Through the Approval
route any FDI investment beyond 49% should have been get approved by the
Government of India. It is to be noted that 100% of FDI is allowed into defense
sector through the Approval route. This is done by the government so as to
protect the local markets in the defense sector and will give an approval only
to a very necessary project with certain terms and conditions. If suppose this
sector is not scrutinized the reliable local producers like TATA groups, and
India’s one of the finest research wings such as DRDO would suffer when global corporate
enters resulting in self destruction kind of move. Hence this is carefully monitored
and only very necessary projects are being approved in to India through the
Approval route beyond 49% on FDI.


Though there are a
lot of pros and cons regarding Foreign Direct Investment (FDI) and the amount
of FDI caps that has been set by the government into every sector, a personal thought
has to be given into it whether it is good or not.
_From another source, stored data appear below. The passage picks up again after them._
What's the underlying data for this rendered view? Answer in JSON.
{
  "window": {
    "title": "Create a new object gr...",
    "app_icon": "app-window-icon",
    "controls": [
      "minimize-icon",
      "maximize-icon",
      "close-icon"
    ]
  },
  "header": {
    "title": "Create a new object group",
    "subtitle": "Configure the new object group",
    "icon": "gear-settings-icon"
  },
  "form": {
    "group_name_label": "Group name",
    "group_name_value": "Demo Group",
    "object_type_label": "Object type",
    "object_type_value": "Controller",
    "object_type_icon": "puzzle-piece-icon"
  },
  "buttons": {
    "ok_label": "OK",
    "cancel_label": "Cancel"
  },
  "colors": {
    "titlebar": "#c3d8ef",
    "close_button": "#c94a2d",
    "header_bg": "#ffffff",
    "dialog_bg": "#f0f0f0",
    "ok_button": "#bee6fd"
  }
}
For a developing economy
like India FDI would be a boon to boost its economy for achieving its ambition
of being a global economic leader. FDI would result in sharing of technologies,
building of infrastructure etc. that would result in increase of employment, growth
of industrial standards, to a highly populated country like India which would
result in eradication of poverty, low living standards of many people. But on
the other hand a line has to be drawn to where the FDI should stand so as the
overseas company doesn’t affect the local businesses of Indians. On a personal
opinion, FDI beyond certain limits would affect and hit the local production,
research, business very hardly. For example If the FDI is too much liberalized
and allowed into sectors like railways, the corporate railway system would be
focused more on profits rather than fair services which would affect the entire
population of India. That is why FDI has been addressed in this essay as a tool.
This tool has to be used only when and where it is required and should be kept
aside (reduction of caps in FDI or complete prohibition of FDI in certain
sectors, in this case) when not required as it would hinder the existing process
which would become a disadvantage on a long term.